There are many friends that children are no longer able to see. Providing continuity in relationships can help children feel better now and in the future when they return to school.

  • Talk about your feelings and encourage children to express their feelings

In the existing situation, we all experience emotions, some positive, some negative. Adults may feel that they should “put on a happy face” to avoid exposing children to negative feelings that are strong, frequent, or unregulated. But, sharing your feelings with children and letting them know when you feel frustrated, down, or sad validates their feelings.

  • Understand and convey that behavior is often rooted in emotions

When people feel frustrated or angry, they may withdraw, lash out, or be disagreeable. Making this connection between emotions and behavior can help parents and children better understand different behaviors they’re seeing.

  • Help children see feelings in others

It can be challenging for children to notice and understand that two people in the same situation may feel differently about it. By noting when another person may be feeling a way that is different than your child, you can foster empathy and perspective-taking skills. 

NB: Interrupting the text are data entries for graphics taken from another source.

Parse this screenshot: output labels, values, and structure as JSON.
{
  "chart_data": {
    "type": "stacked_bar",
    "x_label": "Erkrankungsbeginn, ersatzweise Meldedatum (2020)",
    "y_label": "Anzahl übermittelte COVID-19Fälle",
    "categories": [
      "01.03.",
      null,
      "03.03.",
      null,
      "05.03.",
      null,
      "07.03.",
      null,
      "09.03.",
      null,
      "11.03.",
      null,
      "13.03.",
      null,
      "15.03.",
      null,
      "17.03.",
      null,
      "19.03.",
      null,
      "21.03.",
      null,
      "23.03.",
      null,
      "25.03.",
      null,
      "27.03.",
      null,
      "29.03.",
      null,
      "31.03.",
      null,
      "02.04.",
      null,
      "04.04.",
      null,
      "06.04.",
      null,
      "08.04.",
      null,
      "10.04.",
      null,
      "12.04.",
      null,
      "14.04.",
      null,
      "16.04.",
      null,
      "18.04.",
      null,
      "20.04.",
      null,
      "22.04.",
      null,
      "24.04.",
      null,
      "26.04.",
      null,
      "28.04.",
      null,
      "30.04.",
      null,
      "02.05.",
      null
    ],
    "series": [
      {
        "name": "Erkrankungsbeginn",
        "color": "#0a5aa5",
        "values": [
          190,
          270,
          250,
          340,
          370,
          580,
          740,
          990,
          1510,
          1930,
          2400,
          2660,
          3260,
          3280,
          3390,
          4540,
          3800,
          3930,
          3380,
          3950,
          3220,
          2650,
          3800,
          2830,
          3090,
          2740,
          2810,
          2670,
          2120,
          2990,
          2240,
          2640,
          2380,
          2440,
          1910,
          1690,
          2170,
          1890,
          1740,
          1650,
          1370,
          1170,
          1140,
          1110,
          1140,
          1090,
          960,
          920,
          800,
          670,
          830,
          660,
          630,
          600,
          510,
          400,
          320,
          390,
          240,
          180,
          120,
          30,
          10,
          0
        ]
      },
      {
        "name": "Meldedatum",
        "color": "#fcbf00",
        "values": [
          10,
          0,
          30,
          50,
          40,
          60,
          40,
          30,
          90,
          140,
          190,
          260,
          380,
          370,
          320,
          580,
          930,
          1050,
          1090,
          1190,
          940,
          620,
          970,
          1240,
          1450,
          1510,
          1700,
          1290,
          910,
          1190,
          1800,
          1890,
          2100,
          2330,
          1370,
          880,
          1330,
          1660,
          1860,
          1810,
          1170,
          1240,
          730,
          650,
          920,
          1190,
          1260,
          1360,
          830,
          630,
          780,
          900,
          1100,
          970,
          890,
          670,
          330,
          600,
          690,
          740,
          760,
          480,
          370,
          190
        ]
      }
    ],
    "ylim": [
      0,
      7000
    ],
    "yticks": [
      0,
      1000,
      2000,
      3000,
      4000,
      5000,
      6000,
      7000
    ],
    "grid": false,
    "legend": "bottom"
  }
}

  • Practice generosity and thankfulness

Even if you’re dealing with stress because you’ve lost your job or your salary’s been reduced, showing your appreciation for the good things in your life, big or small, can make you feel happier and more satisfied. Helping children to see these things in their own lives can help them be happier and get through tough times. 

  • Seek professional help

It’s an unprecedented time in history, and the entire family is impacted by the lifestyle changes necessitated by coronavirus and remote learning. If you are concerned about your child’s mental health, you can find a local therapist through Eagle Valley Behavioral Health, who will help you through any behavioral health challenges you may be facing. Financial assistance resources like Olivia’s Fund are also available to those who live or work in Eagle County and cannot afford treatment themselves.

Online classes are a major adjustment for students, teachers, and parents. Keeping in mind that it’s challenging for everyone can help reduce some of the stress and frustration.